THE SIXTH STEP: TURNOVER-SELECTING PEOPLE OUT OF AN ORGANIZATION
- While turnover has direct costs related to selection of replacement and training costs, it is an inevitable part of business.
- Turnover has important indirect cost such as cost of disappointed customer.
- For entry-level positions in the hotel industry, some estimate that replacing a single departing employee costs 30 percent of that individual’s annual pay.
Staffing is the first step in having the right human resources to give the level of service that customers want.
LESSONS LEARNED
- Find the best people; train the rest.
- Recruit creatively: Use the major search strategies, but try to think of new ones.
- Carefully consider whether you should look inside or outside your company for new talent.

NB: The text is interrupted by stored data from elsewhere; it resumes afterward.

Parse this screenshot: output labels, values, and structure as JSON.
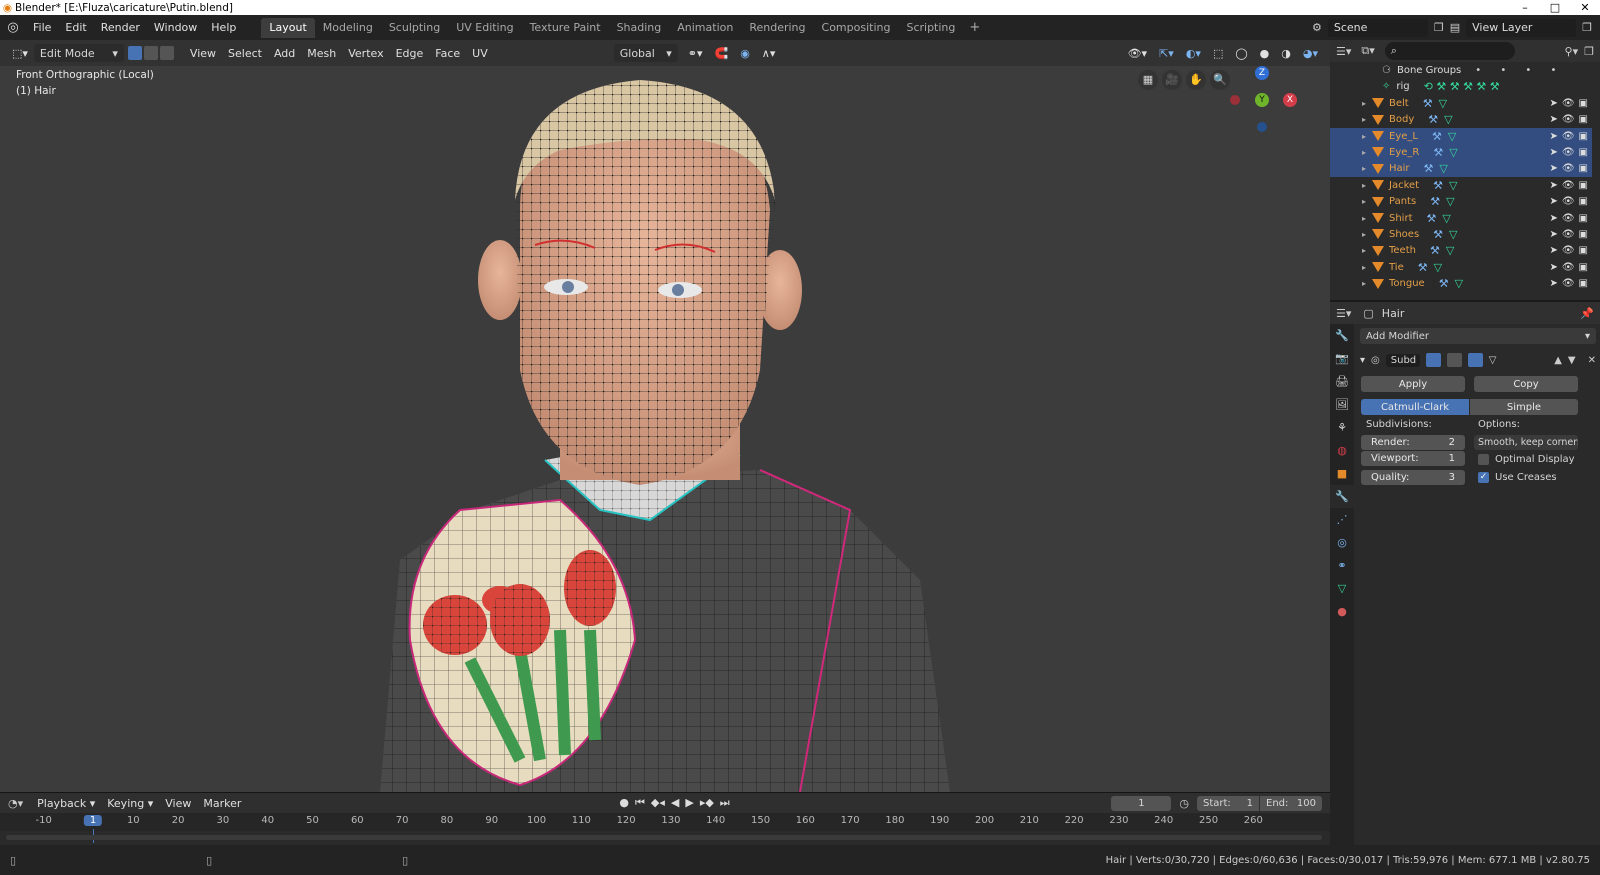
{
  "titlebar": {
    "title": "Blender* [E:\\Fluza\\caricature\\Putin.blend]"
  },
  "menu": [
    "File",
    "Edit",
    "Render",
    "Window",
    "Help"
  ],
  "workspaces": [
    "Layout",
    "Modeling",
    "Sculpting",
    "UV Editing",
    "Texture Paint",
    "Shading",
    "Animation",
    "Rendering",
    "Compositing",
    "Scripting"
  ],
  "active_workspace": "Layout",
  "scene": {
    "name": "Scene",
    "view_layer": "View Layer"
  },
  "viewport_header": {
    "mode": "Edit Mode",
    "menus": [
      "View",
      "Select",
      "Add",
      "Mesh",
      "Vertex",
      "Edge",
      "Face",
      "UV"
    ],
    "orientation": "Global"
  },
  "viewport_info": {
    "view": "Front Orthographic (Local)",
    "object": "(1) Hair"
  },
  "gizmo": {
    "z": "Z",
    "y": "Y",
    "x": "X"
  },
  "outliner": {
    "bone_groups": "Bone Groups",
    "rig": "rig",
    "items": [
      {
        "name": "Belt",
        "selected": false
      },
      {
        "name": "Body",
        "selected": false
      },
      {
        "name": "Eye_L",
        "selected": true
      },
      {
        "name": "Eye_R",
        "selected": true
      },
      {
        "name": "Hair",
        "selected": true
      },
      {
        "name": "Jacket",
        "selected": false
      },
      {
        "name": "Pants",
        "selected": false
      },
      {
        "name": "Shirt",
        "selected": false
      },
      {
        "name": "Shoes",
        "selected": false
      },
      {
        "name": "Teeth",
        "selected": false
      },
      {
        "name": "Tie",
        "selected": false
      },
      {
        "name": "Tongue",
        "selected": false
      }
    ]
  },
  "properties": {
    "object_name": "Hair",
    "add_modifier": "Add Modifier",
    "modifier_name": "Subd",
    "apply": "Apply",
    "copy": "Copy",
    "catmull": "Catmull-Clark",
    "simple": "Simple",
    "subdivisions_label": "Subdivisions:",
    "options_label": "Options:",
    "render_label": "Render:",
    "render_value": "2",
    "viewport_label": "Viewport:",
    "viewport_value": "1",
    "quality_label": "Quality:",
    "quality_value": "3",
    "uv_smooth": "Smooth, keep corners",
    "optimal_display": "Optimal Display",
    "use_creases": "Use Creases"
  },
  "timeline": {
    "menus": [
      "Playback",
      "Keying",
      "View",
      "Marker"
    ],
    "current_frame": "1",
    "start_label": "Start:",
    "start": "1",
    "end_label": "End:",
    "end": "100",
    "ticks": [
      "-10",
      "1",
      "10",
      "20",
      "30",
      "40",
      "50",
      "60",
      "70",
      "80",
      "90",
      "100",
      "110",
      "120",
      "130",
      "140",
      "150",
      "160",
      "170",
      "180",
      "190",
      "200",
      "210",
      "220",
      "230",
      "240",
      "250",
      "260"
    ]
  },
  "statusbar": {
    "stats": "Hair | Verts:0/30,720 | Edges:0/60,636 | Faces:0/30,017 | Tris:59,976 | Mem: 677.1 MB | v2.80.75"
  },
  "colors": {
    "accent": "#4772b3",
    "selected_row": "#334d80",
    "object_name": "#e39f49",
    "viewport_bg": "#3c3c3c"
  }
}
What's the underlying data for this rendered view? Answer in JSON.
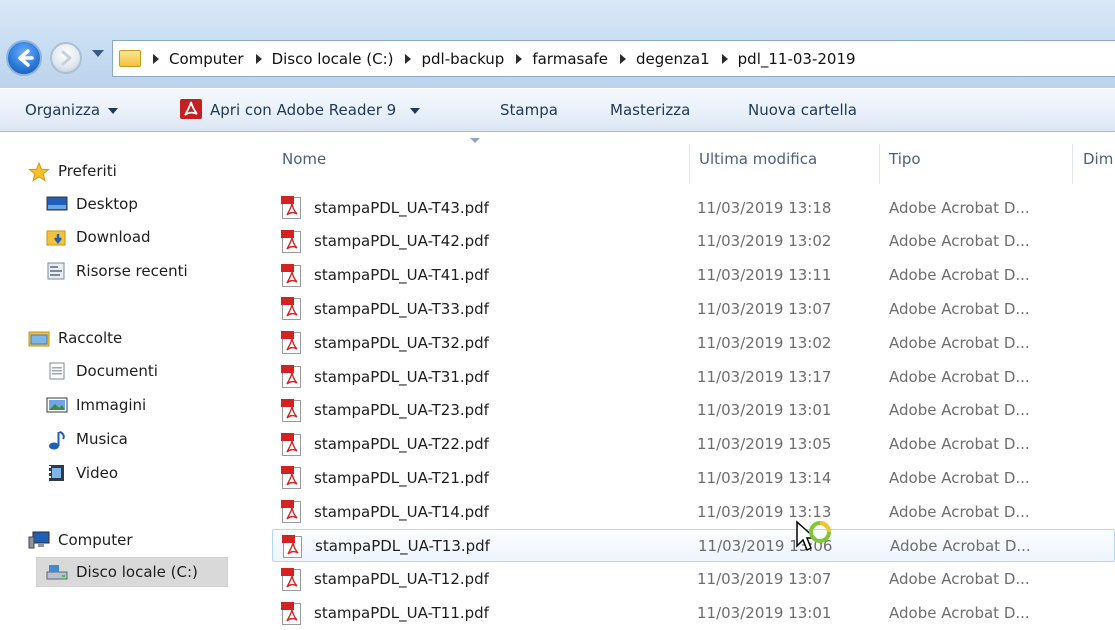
{
  "address": {
    "crumbs": [
      "Computer",
      "Disco locale (C:)",
      "pdl-backup",
      "farmasafe",
      "degenza1",
      "pdl_11-03-2019"
    ]
  },
  "toolbar": {
    "organize": "Organizza",
    "open_with": "Apri con Adobe Reader 9",
    "print": "Stampa",
    "burn": "Masterizza",
    "new_folder": "Nuova cartella"
  },
  "nav": {
    "favorites": "Preferiti",
    "desktop": "Desktop",
    "download": "Download",
    "recent": "Risorse recenti",
    "libraries": "Raccolte",
    "documents": "Documenti",
    "pictures": "Immagini",
    "music": "Musica",
    "video": "Video",
    "computer": "Computer",
    "local_disk": "Disco locale (C:)"
  },
  "columns": {
    "name": "Nome",
    "modified": "Ultima modifica",
    "type": "Tipo",
    "size": "Dim"
  },
  "files": [
    {
      "name": "stampaPDL_UA-T43.pdf",
      "modified": "11/03/2019 13:18",
      "type": "Adobe Acrobat D..."
    },
    {
      "name": "stampaPDL_UA-T42.pdf",
      "modified": "11/03/2019 13:02",
      "type": "Adobe Acrobat D..."
    },
    {
      "name": "stampaPDL_UA-T41.pdf",
      "modified": "11/03/2019 13:11",
      "type": "Adobe Acrobat D..."
    },
    {
      "name": "stampaPDL_UA-T33.pdf",
      "modified": "11/03/2019 13:07",
      "type": "Adobe Acrobat D..."
    },
    {
      "name": "stampaPDL_UA-T32.pdf",
      "modified": "11/03/2019 13:02",
      "type": "Adobe Acrobat D..."
    },
    {
      "name": "stampaPDL_UA-T31.pdf",
      "modified": "11/03/2019 13:17",
      "type": "Adobe Acrobat D..."
    },
    {
      "name": "stampaPDL_UA-T23.pdf",
      "modified": "11/03/2019 13:01",
      "type": "Adobe Acrobat D..."
    },
    {
      "name": "stampaPDL_UA-T22.pdf",
      "modified": "11/03/2019 13:05",
      "type": "Adobe Acrobat D..."
    },
    {
      "name": "stampaPDL_UA-T21.pdf",
      "modified": "11/03/2019 13:14",
      "type": "Adobe Acrobat D..."
    },
    {
      "name": "stampaPDL_UA-T14.pdf",
      "modified": "11/03/2019 13:13",
      "type": "Adobe Acrobat D..."
    },
    {
      "name": "stampaPDL_UA-T13.pdf",
      "modified": "11/03/2019 13:06",
      "type": "Adobe Acrobat D..."
    },
    {
      "name": "stampaPDL_UA-T12.pdf",
      "modified": "11/03/2019 13:07",
      "type": "Adobe Acrobat D..."
    },
    {
      "name": "stampaPDL_UA-T11.pdf",
      "modified": "11/03/2019 13:01",
      "type": "Adobe Acrobat D..."
    }
  ],
  "hovered_file": "stampaPDL_UA-T13.pdf"
}
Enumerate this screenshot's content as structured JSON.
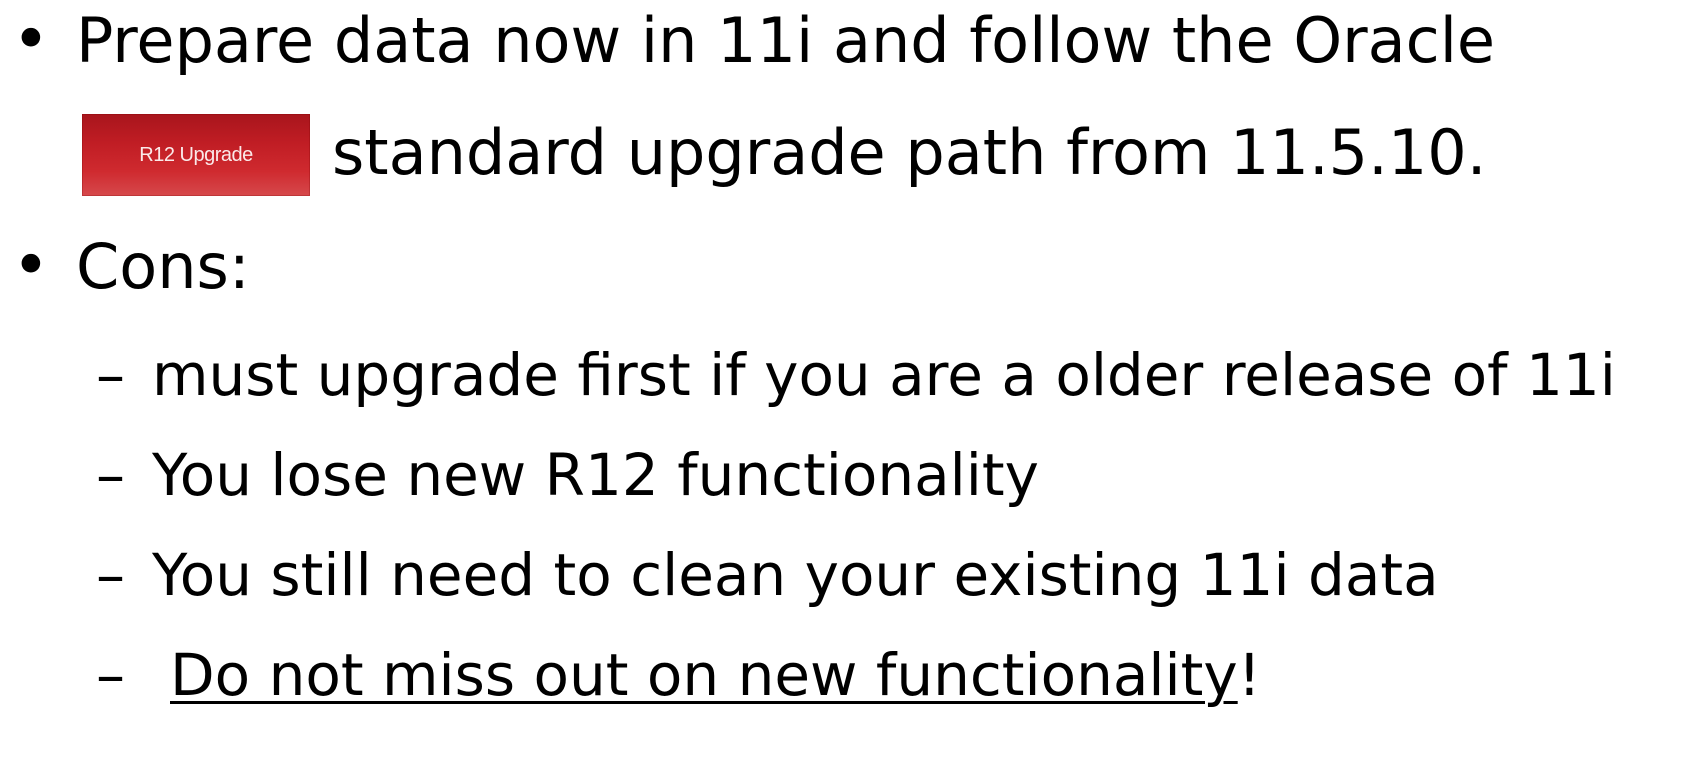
{
  "slide": {
    "bullet_symbol": "•",
    "dash_symbol": "–",
    "item1": {
      "line1": "Prepare data now in 11i and follow the Oracle",
      "badge_label": "R12 Upgrade",
      "line2": "standard upgrade path from 11.5.10."
    },
    "item2": {
      "label": "Cons:"
    },
    "sub_items": {
      "s1": "must upgrade first if you are a older release of 11i",
      "s2": "You lose new R12 functionality",
      "s3": "You still need to clean your existing 11i data",
      "s4_link": "Do not miss out on new functionality",
      "s4_suffix": "!"
    },
    "colors": {
      "badge_red": "#c01d24",
      "text": "#000000"
    }
  }
}
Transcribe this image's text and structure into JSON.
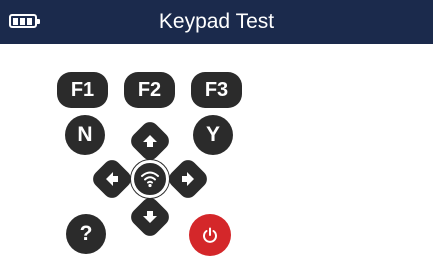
{
  "header": {
    "title": "Keypad Test",
    "battery_icon": "battery-icon",
    "background_color": "#1b2a4c"
  },
  "keypad": {
    "function_keys": [
      {
        "label": "F1"
      },
      {
        "label": "F2"
      },
      {
        "label": "F3"
      }
    ],
    "no_key": "N",
    "yes_key": "Y",
    "help_key": "?",
    "direction_keys": [
      "arrow-up-icon",
      "arrow-left-icon",
      "arrow-right-icon",
      "arrow-down-icon"
    ],
    "center_key_icon": "wireless-icon",
    "power_key_icon": "power-icon",
    "key_color": "#2b2b2b",
    "power_color": "#d4272a"
  }
}
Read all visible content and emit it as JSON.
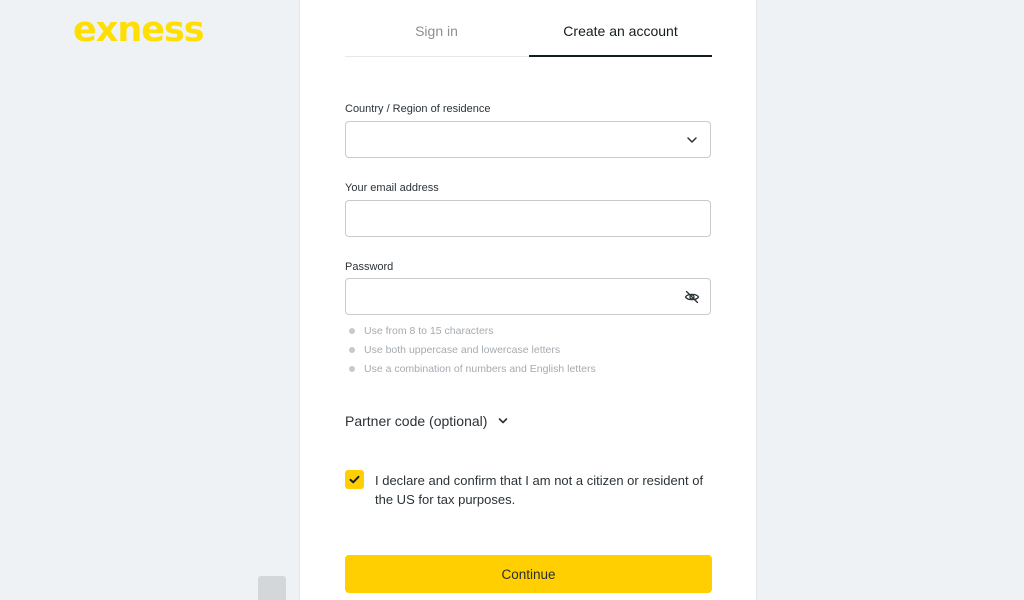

- Build a large candidate pool; it will improve the odds of finding good people.
- Carefully check applicants; are they the people you want serving your guests?
- Know and hire the knowledge, skills, and abilities necessary to provide outstanding service.
- Look for technical competence, strong interpersonal skills, and creative problem-solving ability.
- Looking at internal candidates first sends a positive message to all employees about the kind of company they are working for.
- Seek diverse candidates to enhance awareness of new ideas and trends.
- Manage turnover with as much rigor as you manage the selection process.
- You only get one chance to make a first impression with your new employees; make it a good one.